CENSORSHIP OF PRESS ACT 1799
Lord Wellesley enacted this act.
According to this Act-
Every newspaper should print the names of the printer, editor and proprietor.
Before printing any material it should be submitted to the secretary of Censorship.
These restrictions were relaxed under Lord Hastings.
LICENSING REGULATIONS, 1823
The acting governor-general, John Adams enacted these.
According to this-
Every publisher should get a license from the government, defaulters would be fined Rs 400 and the press would be ceased by the government.
The government has the right to cancel the license.
These restrictions were directed chiefly against Indian language newspapers or those edited by Indians.
Raja Rammohan Roy’s Mirat-ul-Akbar had to stop publication.
Charles Metcalf (Governor-General of India 1835-36) abolished the Act.
PRESS ACT OF 1835
In 1835 Sir Charles Metcalfe restored the freedom of the Press with the passing of the Press Law.

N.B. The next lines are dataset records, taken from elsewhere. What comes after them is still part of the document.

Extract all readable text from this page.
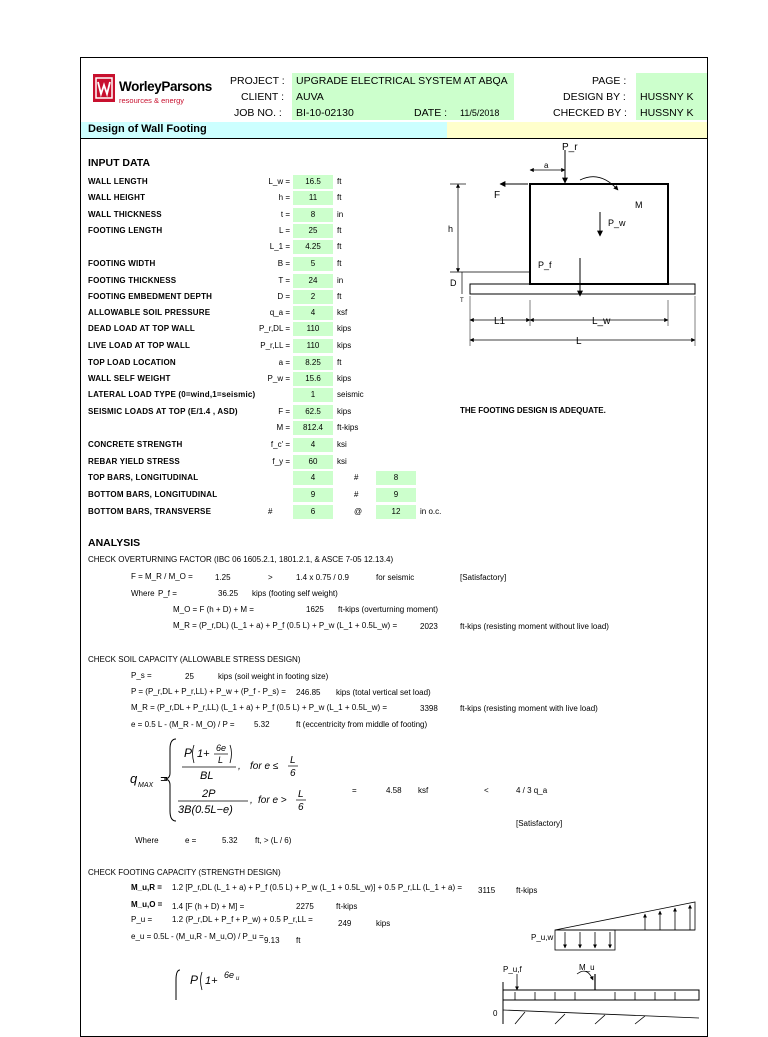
WorleyParsons
resources & energy
PROJECT : UPGRADE ELECTRICAL SYSTEM AT ABQA
CLIENT : AUVA
JOB NO. : BI-10-02130	DATE : 11/5/2018
PAGE :
DESIGN BY : HUSSNY K
CHECKED BY : HUSSNY K
Design of Wall Footing
INPUT DATA
WALL LENGTH	L_w =	16.5	ft
WALL HEIGHT	h =	11	ft
WALL THICKNESS	t =	8	in
FOOTING LENGTH	L =	25	ft
L_1 =	4.25	ft
FOOTING WIDTH	B =	5	ft
FOOTING THICKNESS	T =	24	in
FOOTING EMBEDMENT DEPTH	D =	2	ft
ALLOWABLE SOIL PRESSURE	q_a =	4	ksf
DEAD LOAD AT TOP WALL	P_r,DL =	110	kips
LIVE LOAD AT TOP WALL	P_r,LL =	110	kips
TOP LOAD LOCATION	a =	8.25	ft
WALL SELF WEIGHT	P_w =	15.6	kips
LATERAL LOAD TYPE (0=wind,1=seismic)	1	seismic
SEISMIC LOADS AT TOP (E/1.4 , ASD)	F =	62.5	kips
M =	812.4	ft-kips
CONCRETE STRENGTH	f_c' =	4	ksi
REBAR YIELD STRESS	f_y =	60	ksi
TOP BARS, LONGITUDINAL	4	#	8
BOTTOM BARS, LONGITUDINAL	9	#	9
BOTTOM BARS, TRANSVERSE	#	6	@	12	in o.c.
THE FOOTING DESIGN IS ADEQUATE.
P_r
a
F
M
P_w
h
P_f
D
T
L1	L_w
L
ANALYSIS
CHECK OVERTURNING FACTOR (IBC 06 1605.2.1, 1801.2.1, & ASCE 7-05 12.13.4)
F = M_R / M_O =	1.25	>	1.4 x 0.75 / 0.9	for seismic	[Satisfactory]
Where P_f =	36.25 kips (footing self weight)
M_O = F (h + D) + M =	1625 ft-kips (overturning moment)
M_R = (P_r,DL) (L_1 + a) + P_f (0.5 L) + P_w (L_1 + 0.5L_w) =	2023	ft-kips (resisting moment without live load)
CHECK SOIL CAPACITY (ALLOWABLE STRESS DESIGN)
P_s =	25	kips (soil weight in footing size)
P = (P_r,DL + P_r,LL) + P_w + (P_f - P_s) = 246.85 kips (total vertical set load)
M_R = (P_r,DL + P_r,LL) (L_1 + a) + P_f (0.5 L) + P_w (L_1 + 0.5L_w) =	3398	ft-kips (resisting moment with live load)
e = 0.5 L - (M_R - M_O) / P = 5.32	ft (eccentricity from middle of footing)
q MAX =
P 1+ 6e
L
BL
, for e ≤
L
6
2P
3B(0.5L−e)
, for e >
L
6
=	4.58 ksf	<	4 / 3 q_a
[Satisfactory]
Where	e =	5.32 ft, > (L / 6)
CHECK FOOTING CAPACITY (STRENGTH DESIGN)
M_u,R = 1.2 [P_r,DL (L_1 + a) + P_f (0.5 L) + P_w (L_1 + 0.5L_w)] + 0.5 P_r,LL (L_1 + a) = 3115	ft-kips
M_u,O = 1.4 [F (h + D) + M] =	2275	ft-kips
P_u = 1.2 (P_r,DL + P_f + P_w) + 0.5 P_r,LL =	249	kips
e_u = 0.5L - (M_u,R - M_u,O) / P_u = 9.13 ft
P 1+ 6e u
P_u,w
P_u,f	M_u
0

The new Press Act (1835) required a printer/publisher to give a precise account of premises of a publication and cease functioning if required by a similar declaration.
The result of a liberal press policy was the rapid growth of newspapers.
VERNACULAR PRESS ACT, 1878
The Act provided for submitting to police all the proof sheets of contents of papers before publication.
What was seditious news was to be determined by the police, and not by the judiciary.
Under this Act many of the papers were fined, their editors jailed.
The affected party could not seek redress in a court of law.
The fixed amount had to be paid for a security guarantee.
This law was not applicable to the English Press.
It was repealed by Lord Ripon in 1882.